Film ini berfokus pada Seung-do (Park Shin-yang), seorang ahli bedah jantung yang kehilangan putri remajanya, So-mi, setelah ritual pengusiran setan yang gagal. Kematian So-mi telah dikonfirmasi secara resmi oleh dokter dan pendeta. Namun, Seung-do menolak menerima kenyataan tersebut.

Di tengah suasana duka dan pemakaman tiga hari yang seharusnya menjadi momen perpisahan terakhir, Seung-do bersikeras bahwa jantung putrinya masih berdetak. Keyakinan itu memicu ketegangan besar antara dirinya dan Pastor Ban (Lee Min-ki), pendeta yang memimpin ritual pengusiran setan.


Konflik Antara Sains dan Iman

Salah satu kekuatan utama film ini adalah konflik tajam antara logika medis dan keyakinan spiritual.
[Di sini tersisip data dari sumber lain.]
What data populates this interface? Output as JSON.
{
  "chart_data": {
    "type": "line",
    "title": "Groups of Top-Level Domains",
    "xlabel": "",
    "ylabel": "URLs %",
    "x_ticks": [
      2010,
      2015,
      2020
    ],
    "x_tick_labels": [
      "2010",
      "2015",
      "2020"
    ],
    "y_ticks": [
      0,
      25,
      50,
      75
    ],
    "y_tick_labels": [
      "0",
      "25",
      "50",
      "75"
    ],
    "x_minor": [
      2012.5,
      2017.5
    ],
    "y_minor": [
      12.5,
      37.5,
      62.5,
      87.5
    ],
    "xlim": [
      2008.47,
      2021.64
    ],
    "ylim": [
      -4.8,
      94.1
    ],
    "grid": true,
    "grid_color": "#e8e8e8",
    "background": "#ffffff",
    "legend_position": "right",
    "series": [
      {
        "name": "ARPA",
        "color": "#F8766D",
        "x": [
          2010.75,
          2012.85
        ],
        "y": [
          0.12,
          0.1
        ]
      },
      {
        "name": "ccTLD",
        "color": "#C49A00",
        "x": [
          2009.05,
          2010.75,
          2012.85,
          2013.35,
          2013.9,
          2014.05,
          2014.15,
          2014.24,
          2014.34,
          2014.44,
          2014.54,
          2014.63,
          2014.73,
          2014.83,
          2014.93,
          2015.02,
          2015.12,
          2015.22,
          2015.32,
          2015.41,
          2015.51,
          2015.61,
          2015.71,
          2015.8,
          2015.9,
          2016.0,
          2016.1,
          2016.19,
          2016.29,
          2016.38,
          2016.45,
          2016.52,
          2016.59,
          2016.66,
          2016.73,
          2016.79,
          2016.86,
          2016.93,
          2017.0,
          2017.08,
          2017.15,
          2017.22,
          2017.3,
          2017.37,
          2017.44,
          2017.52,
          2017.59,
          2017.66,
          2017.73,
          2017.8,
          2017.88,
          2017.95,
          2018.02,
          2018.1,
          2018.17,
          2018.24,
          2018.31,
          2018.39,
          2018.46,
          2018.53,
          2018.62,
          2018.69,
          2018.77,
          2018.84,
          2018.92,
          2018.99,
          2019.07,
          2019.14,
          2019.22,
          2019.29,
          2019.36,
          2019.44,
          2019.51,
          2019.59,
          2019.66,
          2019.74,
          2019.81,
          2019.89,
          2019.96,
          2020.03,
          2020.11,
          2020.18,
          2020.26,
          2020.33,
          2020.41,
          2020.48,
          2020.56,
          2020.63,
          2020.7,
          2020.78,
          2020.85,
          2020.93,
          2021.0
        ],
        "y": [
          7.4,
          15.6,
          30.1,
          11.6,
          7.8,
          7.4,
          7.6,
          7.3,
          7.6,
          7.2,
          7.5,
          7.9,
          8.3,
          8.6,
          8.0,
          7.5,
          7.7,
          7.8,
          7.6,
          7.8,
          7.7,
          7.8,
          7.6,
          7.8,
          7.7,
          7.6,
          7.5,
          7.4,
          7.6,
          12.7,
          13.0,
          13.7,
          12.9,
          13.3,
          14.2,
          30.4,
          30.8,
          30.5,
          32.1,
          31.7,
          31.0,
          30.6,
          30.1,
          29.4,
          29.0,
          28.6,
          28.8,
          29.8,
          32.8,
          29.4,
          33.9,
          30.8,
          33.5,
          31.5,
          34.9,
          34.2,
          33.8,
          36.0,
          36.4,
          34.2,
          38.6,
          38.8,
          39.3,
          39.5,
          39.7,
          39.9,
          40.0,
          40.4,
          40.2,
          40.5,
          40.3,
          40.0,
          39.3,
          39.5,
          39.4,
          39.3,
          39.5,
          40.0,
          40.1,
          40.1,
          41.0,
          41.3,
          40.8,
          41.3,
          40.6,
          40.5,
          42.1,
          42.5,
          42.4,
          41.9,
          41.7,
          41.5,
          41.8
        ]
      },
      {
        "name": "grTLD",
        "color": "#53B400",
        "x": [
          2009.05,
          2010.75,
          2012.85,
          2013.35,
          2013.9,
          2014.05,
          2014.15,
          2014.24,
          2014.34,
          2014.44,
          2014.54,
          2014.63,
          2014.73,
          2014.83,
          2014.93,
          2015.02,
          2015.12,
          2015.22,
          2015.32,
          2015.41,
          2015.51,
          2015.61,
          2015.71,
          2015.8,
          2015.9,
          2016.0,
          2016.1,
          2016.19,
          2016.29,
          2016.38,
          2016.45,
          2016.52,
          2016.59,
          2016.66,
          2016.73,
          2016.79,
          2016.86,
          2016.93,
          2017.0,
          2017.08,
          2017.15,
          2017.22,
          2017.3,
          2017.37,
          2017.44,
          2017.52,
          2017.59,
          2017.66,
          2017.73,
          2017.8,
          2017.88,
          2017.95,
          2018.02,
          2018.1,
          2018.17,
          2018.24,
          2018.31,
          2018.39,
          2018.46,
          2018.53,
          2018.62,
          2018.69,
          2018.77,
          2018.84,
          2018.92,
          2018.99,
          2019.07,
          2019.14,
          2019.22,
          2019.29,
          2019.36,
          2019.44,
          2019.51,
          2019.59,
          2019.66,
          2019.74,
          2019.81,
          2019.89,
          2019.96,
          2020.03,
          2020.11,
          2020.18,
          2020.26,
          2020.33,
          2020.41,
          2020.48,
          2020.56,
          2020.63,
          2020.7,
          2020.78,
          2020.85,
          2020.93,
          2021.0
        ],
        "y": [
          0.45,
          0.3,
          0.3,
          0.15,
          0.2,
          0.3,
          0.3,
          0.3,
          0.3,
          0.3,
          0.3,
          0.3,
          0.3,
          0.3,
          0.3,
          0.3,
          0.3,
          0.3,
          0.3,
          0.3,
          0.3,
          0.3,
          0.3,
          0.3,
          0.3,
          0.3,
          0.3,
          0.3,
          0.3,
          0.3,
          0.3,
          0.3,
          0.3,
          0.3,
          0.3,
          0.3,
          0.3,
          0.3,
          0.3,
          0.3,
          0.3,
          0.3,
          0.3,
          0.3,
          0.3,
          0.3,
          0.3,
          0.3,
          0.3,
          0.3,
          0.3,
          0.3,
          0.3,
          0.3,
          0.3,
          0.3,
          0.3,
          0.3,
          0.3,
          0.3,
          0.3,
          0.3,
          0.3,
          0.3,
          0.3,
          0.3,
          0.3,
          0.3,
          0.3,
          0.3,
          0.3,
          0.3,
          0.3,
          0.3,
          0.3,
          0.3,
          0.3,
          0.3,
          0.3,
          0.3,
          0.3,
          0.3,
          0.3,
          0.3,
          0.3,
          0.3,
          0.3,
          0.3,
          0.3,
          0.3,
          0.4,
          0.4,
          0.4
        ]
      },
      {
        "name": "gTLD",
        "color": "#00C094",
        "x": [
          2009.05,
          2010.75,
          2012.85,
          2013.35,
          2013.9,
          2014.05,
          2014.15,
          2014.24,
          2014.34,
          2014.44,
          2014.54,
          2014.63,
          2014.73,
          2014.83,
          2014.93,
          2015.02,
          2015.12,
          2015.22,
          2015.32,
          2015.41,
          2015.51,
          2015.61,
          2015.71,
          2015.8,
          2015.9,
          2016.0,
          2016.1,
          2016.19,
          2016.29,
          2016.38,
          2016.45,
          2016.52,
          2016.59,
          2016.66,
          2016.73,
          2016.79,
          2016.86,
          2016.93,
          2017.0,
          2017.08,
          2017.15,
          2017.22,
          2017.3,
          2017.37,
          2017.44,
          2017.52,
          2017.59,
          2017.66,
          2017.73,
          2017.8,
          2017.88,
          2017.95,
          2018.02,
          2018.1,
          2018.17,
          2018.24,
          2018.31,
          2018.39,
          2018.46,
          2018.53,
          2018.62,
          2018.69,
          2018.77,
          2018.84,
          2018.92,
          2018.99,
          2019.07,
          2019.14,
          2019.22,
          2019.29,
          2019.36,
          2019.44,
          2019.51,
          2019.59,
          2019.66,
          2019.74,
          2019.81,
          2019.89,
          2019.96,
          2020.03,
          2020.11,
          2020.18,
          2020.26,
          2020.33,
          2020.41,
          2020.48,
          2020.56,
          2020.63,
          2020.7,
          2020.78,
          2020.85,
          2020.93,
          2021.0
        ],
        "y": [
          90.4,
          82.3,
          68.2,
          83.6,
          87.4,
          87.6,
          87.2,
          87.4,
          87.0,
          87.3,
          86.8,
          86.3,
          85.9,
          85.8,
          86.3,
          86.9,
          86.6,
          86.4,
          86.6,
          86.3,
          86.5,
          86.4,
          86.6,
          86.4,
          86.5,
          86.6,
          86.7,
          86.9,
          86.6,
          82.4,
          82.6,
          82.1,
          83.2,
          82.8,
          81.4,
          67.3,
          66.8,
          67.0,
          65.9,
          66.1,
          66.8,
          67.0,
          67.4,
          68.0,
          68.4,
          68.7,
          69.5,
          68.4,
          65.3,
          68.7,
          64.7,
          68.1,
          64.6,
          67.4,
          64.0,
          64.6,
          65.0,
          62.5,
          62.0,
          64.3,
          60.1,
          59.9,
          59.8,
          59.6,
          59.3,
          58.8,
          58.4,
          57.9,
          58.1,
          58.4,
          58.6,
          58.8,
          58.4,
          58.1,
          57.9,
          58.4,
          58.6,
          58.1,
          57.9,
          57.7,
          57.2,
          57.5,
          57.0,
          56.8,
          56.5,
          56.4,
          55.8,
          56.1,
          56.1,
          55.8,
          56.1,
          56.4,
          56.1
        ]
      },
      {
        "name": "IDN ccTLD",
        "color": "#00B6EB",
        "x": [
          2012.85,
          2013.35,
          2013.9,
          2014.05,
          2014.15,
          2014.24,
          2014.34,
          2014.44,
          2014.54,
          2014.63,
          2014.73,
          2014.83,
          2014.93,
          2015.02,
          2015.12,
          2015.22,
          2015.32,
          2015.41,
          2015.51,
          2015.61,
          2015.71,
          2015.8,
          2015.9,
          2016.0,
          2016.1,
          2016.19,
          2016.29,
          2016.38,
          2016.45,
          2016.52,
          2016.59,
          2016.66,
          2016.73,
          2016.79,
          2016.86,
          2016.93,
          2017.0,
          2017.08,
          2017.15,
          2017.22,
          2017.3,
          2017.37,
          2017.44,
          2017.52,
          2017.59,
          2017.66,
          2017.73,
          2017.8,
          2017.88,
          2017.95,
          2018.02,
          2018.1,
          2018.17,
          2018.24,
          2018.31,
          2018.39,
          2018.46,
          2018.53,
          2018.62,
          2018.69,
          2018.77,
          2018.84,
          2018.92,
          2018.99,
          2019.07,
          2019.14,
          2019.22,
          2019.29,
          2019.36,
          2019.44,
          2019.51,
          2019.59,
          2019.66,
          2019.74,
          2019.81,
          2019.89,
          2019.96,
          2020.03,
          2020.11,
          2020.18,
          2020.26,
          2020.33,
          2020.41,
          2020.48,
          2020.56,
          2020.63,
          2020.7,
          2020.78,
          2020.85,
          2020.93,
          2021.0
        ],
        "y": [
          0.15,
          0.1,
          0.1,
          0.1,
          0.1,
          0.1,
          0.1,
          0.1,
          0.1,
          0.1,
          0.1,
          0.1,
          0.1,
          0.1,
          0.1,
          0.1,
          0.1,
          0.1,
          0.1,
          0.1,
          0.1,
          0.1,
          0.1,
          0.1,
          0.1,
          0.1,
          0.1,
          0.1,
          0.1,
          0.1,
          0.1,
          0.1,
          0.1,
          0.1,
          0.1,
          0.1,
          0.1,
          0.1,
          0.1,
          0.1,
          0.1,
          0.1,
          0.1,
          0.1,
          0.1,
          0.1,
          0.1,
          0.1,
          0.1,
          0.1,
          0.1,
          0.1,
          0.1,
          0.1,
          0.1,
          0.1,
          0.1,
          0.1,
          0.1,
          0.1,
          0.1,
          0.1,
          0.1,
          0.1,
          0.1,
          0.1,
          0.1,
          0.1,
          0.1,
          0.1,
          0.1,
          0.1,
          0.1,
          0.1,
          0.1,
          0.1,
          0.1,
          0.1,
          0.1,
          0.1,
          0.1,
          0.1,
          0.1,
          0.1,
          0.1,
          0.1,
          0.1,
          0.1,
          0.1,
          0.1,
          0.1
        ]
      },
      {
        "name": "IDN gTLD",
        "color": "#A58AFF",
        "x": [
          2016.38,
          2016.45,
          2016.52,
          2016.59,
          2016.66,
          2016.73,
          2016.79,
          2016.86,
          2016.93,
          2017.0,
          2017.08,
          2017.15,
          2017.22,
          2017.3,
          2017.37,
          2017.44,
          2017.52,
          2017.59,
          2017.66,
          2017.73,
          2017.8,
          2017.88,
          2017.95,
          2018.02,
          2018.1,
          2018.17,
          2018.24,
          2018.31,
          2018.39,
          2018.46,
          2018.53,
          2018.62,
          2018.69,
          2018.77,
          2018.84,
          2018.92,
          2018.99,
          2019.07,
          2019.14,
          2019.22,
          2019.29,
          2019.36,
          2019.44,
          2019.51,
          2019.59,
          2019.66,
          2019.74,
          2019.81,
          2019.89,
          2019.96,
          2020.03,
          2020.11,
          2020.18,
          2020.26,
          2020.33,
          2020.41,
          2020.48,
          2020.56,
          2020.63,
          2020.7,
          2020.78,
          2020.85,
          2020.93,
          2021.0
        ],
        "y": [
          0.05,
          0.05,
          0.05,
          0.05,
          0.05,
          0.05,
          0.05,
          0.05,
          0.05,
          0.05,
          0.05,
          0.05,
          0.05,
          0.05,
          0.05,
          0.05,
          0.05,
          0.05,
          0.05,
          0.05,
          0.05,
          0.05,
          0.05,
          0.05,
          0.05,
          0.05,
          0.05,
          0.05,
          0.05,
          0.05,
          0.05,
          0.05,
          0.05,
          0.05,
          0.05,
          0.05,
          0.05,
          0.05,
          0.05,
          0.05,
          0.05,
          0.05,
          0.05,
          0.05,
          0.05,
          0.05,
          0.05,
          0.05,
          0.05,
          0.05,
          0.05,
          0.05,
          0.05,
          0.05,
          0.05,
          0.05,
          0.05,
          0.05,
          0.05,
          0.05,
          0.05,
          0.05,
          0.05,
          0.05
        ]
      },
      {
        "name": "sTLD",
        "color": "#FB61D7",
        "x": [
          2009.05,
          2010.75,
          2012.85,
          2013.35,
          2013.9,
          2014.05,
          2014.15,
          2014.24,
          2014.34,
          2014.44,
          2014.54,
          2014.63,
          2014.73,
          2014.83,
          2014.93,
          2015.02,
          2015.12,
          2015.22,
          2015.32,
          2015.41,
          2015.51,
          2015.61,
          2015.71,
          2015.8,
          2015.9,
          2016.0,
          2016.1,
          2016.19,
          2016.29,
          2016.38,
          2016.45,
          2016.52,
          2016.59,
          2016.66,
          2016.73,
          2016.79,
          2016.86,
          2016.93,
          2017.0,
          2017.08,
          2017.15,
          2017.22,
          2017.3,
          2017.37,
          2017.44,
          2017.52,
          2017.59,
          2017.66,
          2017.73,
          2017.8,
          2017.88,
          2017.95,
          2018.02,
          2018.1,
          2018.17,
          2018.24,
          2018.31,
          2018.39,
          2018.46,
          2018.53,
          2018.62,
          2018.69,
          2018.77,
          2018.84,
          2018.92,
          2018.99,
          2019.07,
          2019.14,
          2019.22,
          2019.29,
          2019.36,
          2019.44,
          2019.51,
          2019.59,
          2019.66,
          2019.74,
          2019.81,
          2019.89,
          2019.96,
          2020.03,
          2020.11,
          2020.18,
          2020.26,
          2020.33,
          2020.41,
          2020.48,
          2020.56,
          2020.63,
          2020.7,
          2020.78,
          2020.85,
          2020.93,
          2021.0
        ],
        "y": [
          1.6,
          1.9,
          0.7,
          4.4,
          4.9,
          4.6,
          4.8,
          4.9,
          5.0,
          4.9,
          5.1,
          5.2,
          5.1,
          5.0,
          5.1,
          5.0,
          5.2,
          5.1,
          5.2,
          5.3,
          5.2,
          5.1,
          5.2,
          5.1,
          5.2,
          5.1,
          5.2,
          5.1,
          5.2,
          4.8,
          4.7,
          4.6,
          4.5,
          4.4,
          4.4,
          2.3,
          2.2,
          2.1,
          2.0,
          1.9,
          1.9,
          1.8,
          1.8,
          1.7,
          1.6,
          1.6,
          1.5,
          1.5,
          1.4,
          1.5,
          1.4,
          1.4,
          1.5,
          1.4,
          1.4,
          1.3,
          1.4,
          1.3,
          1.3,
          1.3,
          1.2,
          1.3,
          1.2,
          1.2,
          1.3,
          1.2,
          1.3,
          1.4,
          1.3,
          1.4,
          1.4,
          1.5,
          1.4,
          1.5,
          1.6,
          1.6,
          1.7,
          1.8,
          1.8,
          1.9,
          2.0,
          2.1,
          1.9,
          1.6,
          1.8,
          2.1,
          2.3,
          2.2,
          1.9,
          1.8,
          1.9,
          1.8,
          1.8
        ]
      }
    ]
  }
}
Sebagai seorang dokter, Seung-do terbiasa mengandalkan fakta ilmiah. Namun, ketika dihadapkan pada kematian putrinya sendiri, ia justru terjebak dalam penyangkalan emosional. Di sisi lain, Pastor Ban memperingatkan bahwa ada kejahatan kuno yang lebih besar dan lebih berbahaya yang mengancam bangkit kembali melalui tubuh So-mi.

Pertentangan ini menciptakan suasana tegang yang terus meningkat sepanjang film.

Baca juga : The One (2001) Versi bahasfilm: Ketika Jet Li Bertarung Melawan Dirinya

Teror di Tengah Prosesi Pemakaman

Selama tiga hari masa pemakaman, para pelayat mulai menyaksikan perubahan aneh dan mengerikan pada tubuh So-mi. Kejadian-kejadian supernatural mulai terjadi, memperkuat peringatan Pastor Ban sekaligus mengguncang keyakinan Seung-do.

Alih-alih menjadi momen perpisahan yang tenang, rumah duka berubah menjadi lokasi penuh ketakutan, kepanikan, dan pertanyaan tentang apa yang sebenarnya terjadi.

Atmosfer yang dibangun terasa intens dan claustrophobic, membuat penonton ikut larut dalam ketegangan yang semakin tidak terkendali.


Tema Besar: Duka, Penolakan, dan Cinta Seorang Ayah

Di balik elemen horor yang kuat, Devils Stay pada dasarnya adalah kisah tentang duka dan cinta orang tua.

Film ini mengeksplorasi bagaimana rasa kehilangan dapat mendorong seseorang menyangkal kenyataan. Seung-do bukan hanya menghadapi ancaman supranatural, tetapi juga pergulatan batin antara menerima kematian atau terus berharap pada sesuatu yang mustahil.

Pendekatan ini membuat film terasa lebih dalam dibandingkan sekadar kisah pengusiran setan biasa. Tidak heran jika film ini masuk dalam daftar rekomendasi film horror dengan sentuhan drama emosional yang kuat.


Kelebihan Devils Stay (2024)

Beberapa hal yang membuat film ini menonjol antara lain:

  • Alur cerita yang cepat dan penuh ketegangan
  • Konflik emosional yang terasa realistis
  • Akting kuat dari para pemeran utama
  • Perpaduan horor supernatural dengan drama keluarga
  • Atmosfer mencekam sepanjang film

Film ini cocok untuk penonton yang menyukai horor dengan cerita kompleks dan lapisan emosi yang mendalam.


Kesimpulan

Devils Stay (2024) bukan sekadar film tentang kesurupan dan pengusiran setan. Film ini adalah kisah tragis tentang seorang ayah yang menolak menerima kenyataan pahit, dibalut dalam teror supranatural yang intens.

Dengan cerita yang kuat, konflik emosional yang dalam, dan atmosfer yang mencekam, film ini layak menjadi pilihan bagi pencinta horor yang mencari pengalaman berbeda dari film horor pada umumnya.